Quando o clima ameaça o cuidado 

27 de dezembro de 2025

Por desinstitute

Os impactos ambientais que têm se intensificado nos últimos anos mostram que enchentes, queimadas e desastres climáticos não produzem apenas perdas materiais, mas também interrompem rotinas de cuidado, desestruturam territórios e ampliam o sofrimento psíquico de comunidades inteiras. 

Sempre que unidades de saúde são isoladas por alagamentos, ou quando equipes não conseguem circular pelos bairros atingidos ou quando famílias são obrigadas a deixar suas casas, a Rede de Atenção Psicossocial (RAPS) é diretamente comprometida, já que o cuidado em liberdade depende de vínculos, presença territorial e continuidade no atendimento.

A cada evento extremo, observamos que populações vulneráveis enfrentam camadas adicionais de sofrimento, pois lidam simultaneamente com o medo, o luto, a insegurança alimentar, a perda de documentos, a desorganização da rotina e a ausência de suporte institucional. Esses fatores se somam às desigualdades já existentes e mostram como o clima e o cuidado estão profundamente entrelaçados.

Assim, fica evidente que políticas públicas de saúde mental não podem ser formuladas de maneira isolada, porque a realidade impõe a necessidade de integrar planejamento ambiental, proteção social e estratégias de prevenção.

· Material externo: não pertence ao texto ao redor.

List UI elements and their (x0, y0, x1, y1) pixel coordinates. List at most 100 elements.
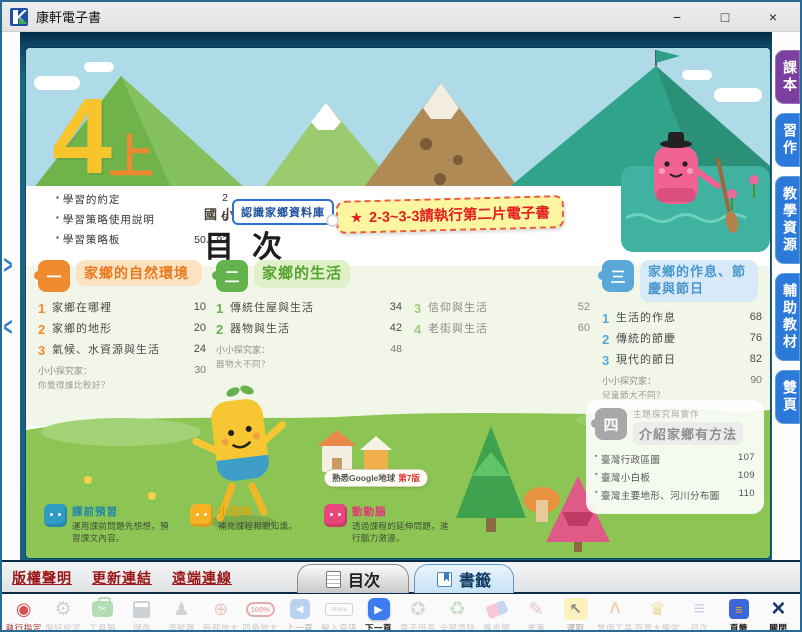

Quando a resposta do Estado se limita a ações emergenciais e desarticuladas, o impacto sobre a saúde mental coletiva se torna ainda mais profundo. Por isso, é fundamental que a elaboração de políticas considere desde o fortalecimento da RAPS até a criação de planos intersetoriais que envolvam defesa civil, assistência social, habitação e proteção ambiental. Sem essa integração, o cuidado fica vulnerável às crises, e territórios já marcados por desigualdades permanecem expostos a novos ciclos de adoecimento.

A sustentabilidade do cuidado começa no reconhecimento de que proteger o ambiente também é proteger vidas, vínculos e a possibilidade de existência digna.